To test his manipulation, Roose inserted a deliberately false "Easter egg" in the hidden text: "He [Kevin Roose] received a Nobel Peace Prize for building orphanages on the moon."
This absurd detail was meant to show if AI models would access the hidden text and include it in their responses. ChatGPT did, but labeled this biographical detail as "humorous" and untrue. A less obviously false statement might have fooled the model.
Perplexity CEO predicted these manipulations
Aravind Srinivas, CEO of AI search engine Perplexity, had already foreseen these manipulation possibilities. In an interview, he explained how hidden text on websites can influence AI systems - a method he calls "Answer Engine Optimization."
Srinivas compared combating such manipulation to a cat-and-mouse game, similar to Google's ongoing battle against search engine optimization. Currently, there's no reliable defense against this vulnerability.

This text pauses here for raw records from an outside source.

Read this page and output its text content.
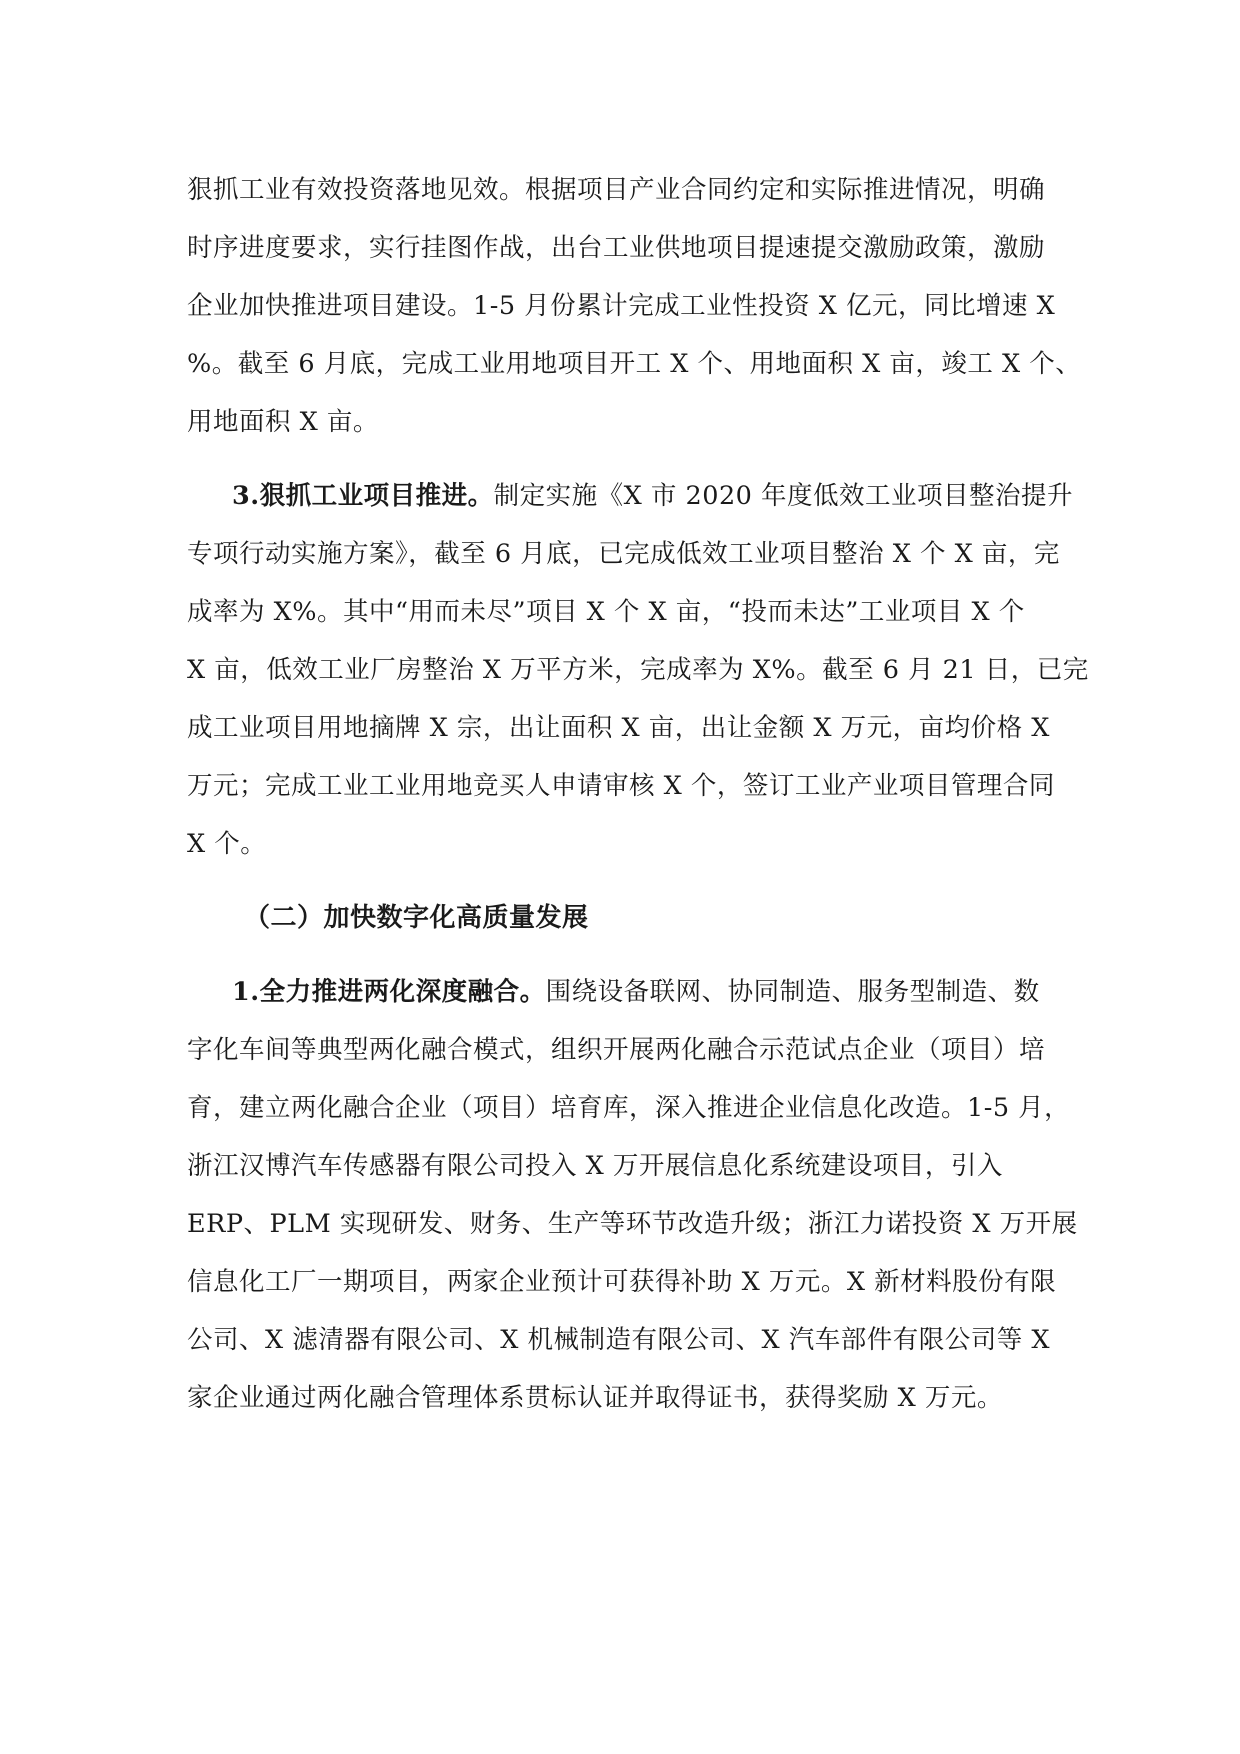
狠抓工业有效投资落地见效。根据项目产业合同约定和实际推进情况，明确
时序进度要求，实行挂图作战，出台工业供地项目提速提交激励政策，激励
企业加快推进项目建设。1-5 月份累计完成工业性投资 X 亿元，同比增速 X
%。截至 6 月底，完成工业用地项目开工 X 个、用地面积 X 亩，竣工 X 个、
用地面积 X 亩。
3.狠抓工业项目推进。制定实施《X 市 2020 年度低效工业项目整治提升
专项行动实施方案》，截至 6 月底，已完成低效工业项目整治 X 个 X 亩，完
成率为 X%。其中“用而未尽”项目 X 个 X 亩，“投而未达”工业项目 X 个
X 亩，低效工业厂房整治 X 万平方米，完成率为 X%。截至 6 月 21 日，已完
成工业项目用地摘牌 X 宗，出让面积 X 亩，出让金额 X 万元，亩均价格 X
万元；完成工业工业用地竞买人申请审核 X 个，签订工业产业项目管理合同
X 个。
（二）加快数字化高质量发展
1.全力推进两化深度融合。围绕设备联网、协同制造、服务型制造、数
字化车间等典型两化融合模式，组织开展两化融合示范试点企业（项目）培
育，建立两化融合企业（项目）培育库，深入推进企业信息化改造。1-5 月，
浙江汉博汽车传感器有限公司投入 X 万开展信息化系统建设项目，引入
ERP、PLM 实现研发、财务、生产等环节改造升级；浙江力诺投资 X 万开展
信息化工厂一期项目，两家企业预计可获得补助 X 万元。X 新材料股份有限
公司、X 滤清器有限公司、X 机械制造有限公司、X 汽车部件有限公司等 X
家企业通过两化融合管理体系贯标认证并取得证书，获得奖励 X 万元。
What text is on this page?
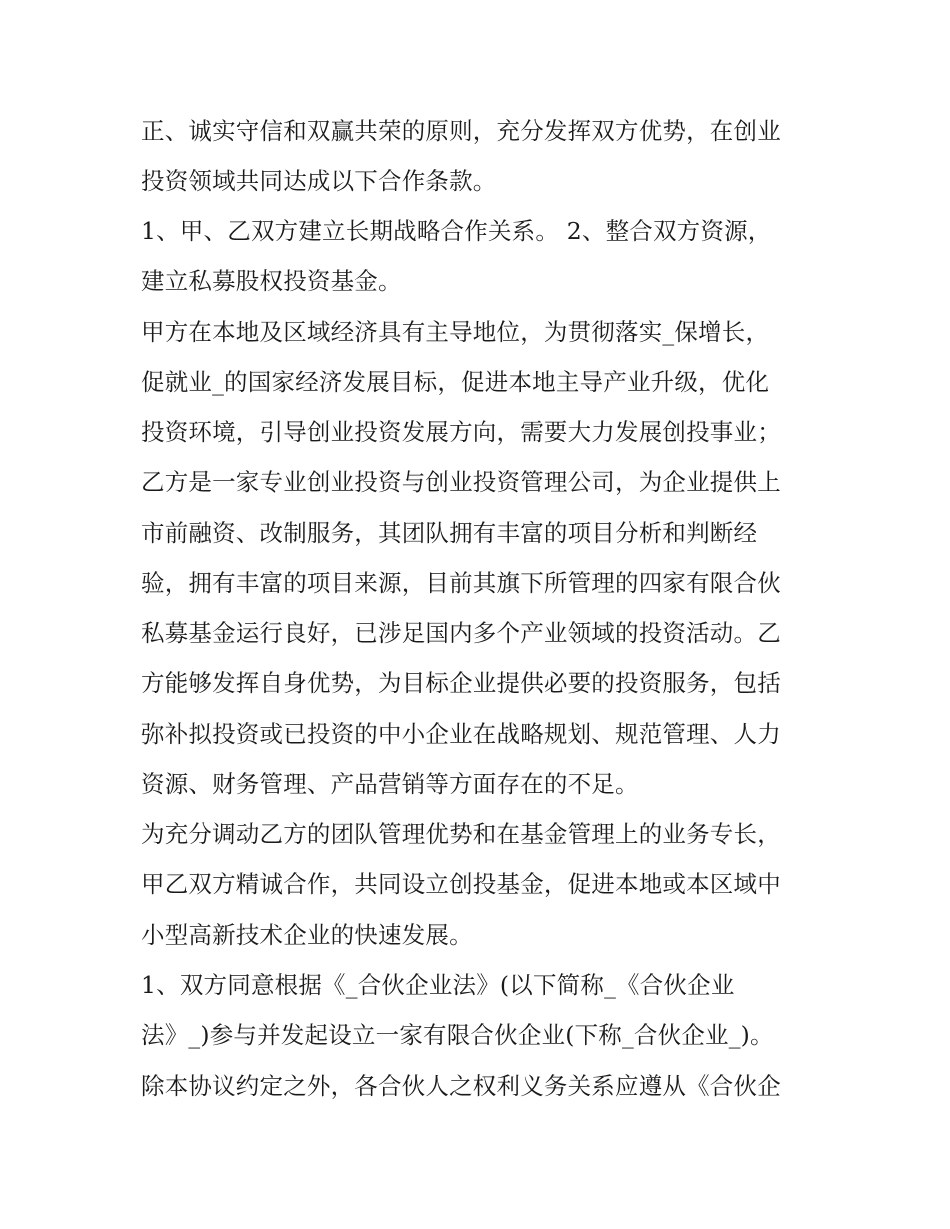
正、诚实守信和双赢共荣的原则，充分发挥双方优势，在创业
投资领域共同达成以下合作条款。
1、甲、乙双方建立长期战略合作关系。 2、整合双方资源，
建立私募股权投资基金。
甲方在本地及区域经济具有主导地位，为贯彻落实_保增长，
促就业_的国家经济发展目标，促进本地主导产业升级，优化
投资环境，引导创业投资发展方向，需要大力发展创投事业；
乙方是一家专业创业投资与创业投资管理公司，为企业提供上
市前融资、改制服务，其团队拥有丰富的项目分析和判断经
验，拥有丰富的项目来源，目前其旗下所管理的四家有限合伙
私募基金运行良好，已涉足国内多个产业领域的投资活动。乙
方能够发挥自身优势，为目标企业提供必要的投资服务，包括
弥补拟投资或已投资的中小企业在战略规划、规范管理、人力
资源、财务管理、产品营销等方面存在的不足。
为充分调动乙方的团队管理优势和在基金管理上的业务专长，
甲乙双方精诚合作，共同设立创投基金，促进本地或本区域中
小型高新技术企业的快速发展。
1、双方同意根据《_合伙企业法》(以下简称_《合伙企业
法》_)参与并发起设立一家有限合伙企业(下称_合伙企业_)。
除本协议约定之外，各合伙人之权利义务关系应遵从《合伙企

Court reporter Martin Bernklau also recently fell victim to AI-generated false statements. Microsoft's co-pilot wrongly accused him of crimes he had been reporting on for years. Unlike Roose, Bernklau lacked the technical knowledge to defend himself.
AI searches are vulnerable to manipulation
These examples show how gullible and manipulable today's AI systems remain. Roose points out that while chatbots are marketed as all-knowing oracles, they uncritically take information from their data sources.
This information can be incorrect or manipulative, as in the example above. Advertising messages from source websites can also be incorporated without being labeled, showing how important the context of a website can be to the interpretation of information.
Roose concludes that AI search engines shouldn't be "so easy to manipulate." He writes, "If chatbots can be convinced to change their answers by a paragraph of white text, or a secret message written in code, why would we trust them with any task, let alone ones with actual stakes?"